Chyba za krótko byliśmy realnie, bo pół roku, by to naprawiać. Byłem kiedyś u niej poprosić o rozmowę, ale powiedziała, że mam odejść, albo zadzwoni na policję. Tak więc raczej to koniec i tak
mhm tak grubo... no to musisz się po prostu od tego odciąć jakoś. Jeśli to ci nie daje żyć to może sam się po prostu przejdź do psychologa ? Ważne żeby nie iść do behawiorysty bo to strata czau. Albo na matrycę... Ale nie wiem na ile jestes otwarty
Nie wiem czym jest matryca. Jakoś dam radę, ale mamy zjebane czasy w szukaniu partnerów i sam nie wiem czy kogoś znajdę ...
Matryca to warsztaty pracy ze swoją osobistą historią rodową która rzutuje na całe twoje życie i podejmowane wybory.
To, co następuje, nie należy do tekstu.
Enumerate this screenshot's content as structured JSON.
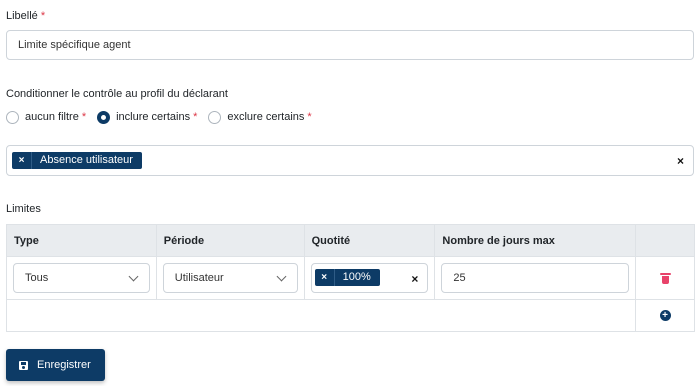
{
  "libelle": {
    "label": "Libellé",
    "required_mark": "*",
    "value": "Limite spécifique agent"
  },
  "condition": {
    "label": "Conditionner le contrôle au profil du déclarant",
    "options": [
      {
        "label": "aucun filtre",
        "required_mark": "*",
        "checked": false
      },
      {
        "label": "inclure certains",
        "required_mark": "*",
        "checked": true
      },
      {
        "label": "exclure certains",
        "required_mark": "*",
        "checked": false
      }
    ],
    "selected_profiles": [
      "Absence utilisateur"
    ],
    "chip_remove": "×",
    "clear_all": "×"
  },
  "limites": {
    "label": "Limites",
    "columns": [
      "Type",
      "Période",
      "Quotité",
      "Nombre de jours max"
    ],
    "rows": [
      {
        "type": "Tous",
        "periode": "Utilisateur",
        "quotite": "100%",
        "quotite_remove": "×",
        "quotite_clear": "×",
        "jours_max": "25"
      }
    ],
    "delete_icon": "trash-icon",
    "add_icon": "plus-circle-icon",
    "add_symbol": "+"
  },
  "save_button": {
    "label": "Enregistrer",
    "icon": "floppy-disk-icon"
  },
  "colors": {
    "primary": "#0d3b66",
    "danger": "#dc3545",
    "trash": "#e8436a"
  }
}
Chodzi o to że nasz sytuacja rodzinna, to czego doświadczamy od momentu narodzin oraz to co odziedziczamy ze swojego rodu w postaci przekazywanych nam traum (przykładowo zgwałcona matka nieświadomie przekaże córce strach lub nienawiść do mężczyzn. Okradzeni dziadkowie będą zaszczepiać zarówno w swoich dzieciach jak i wnukach wzorce zachowań związane z tym doświadczeniem, moga być też wyparte nie uświadomione rzeczy z osobistej historii jak np chłopak albo dziewczyna byli molestowani w dzieciństwie przez członka rodziny), to wszystko rzutuje na to w jaki sposób budujemy relacje a także na to co nas spotyka w życiu. Ponieważ mniej lub bardziej świadomie identyfikujemy się zarówno z losem swojej rodziny po przez przynależność i rodzinna lojalność, ale też nabywamy od pocżatku ich sposób myślenia.
W matrycy chodzi o ot żeby zidentyfikować te wzorce które mają największy wpływ na problemy z którymi się w życiu borykamy, uświadomoć je sobie i przepracować w rodzaju "spektaklu" który nosi znamiona wyreżyserowanej psychodramy ale nią nie jest. Takie uświadomienei i zmierzenie się z ukrytymi wzorcami pozwala uwolnić się od schematów postępowania które sprawiały że dotychczas np nie szło nam w życiu w miłości, finansach czy też doszło do jakichś poważnych chorób. Przy czym to co jest prawdziwym problemem to może się okazać dopiero na matrycy.
Jak jesteś zainteresowany to tu masz fb do prowadzącej u której była żona którą polecam:
https://www.facebook.com/matrycaEwy/?locale=pl_PL
Prowadzi to min we Wrocławiu także chyba niedaleko ciebie.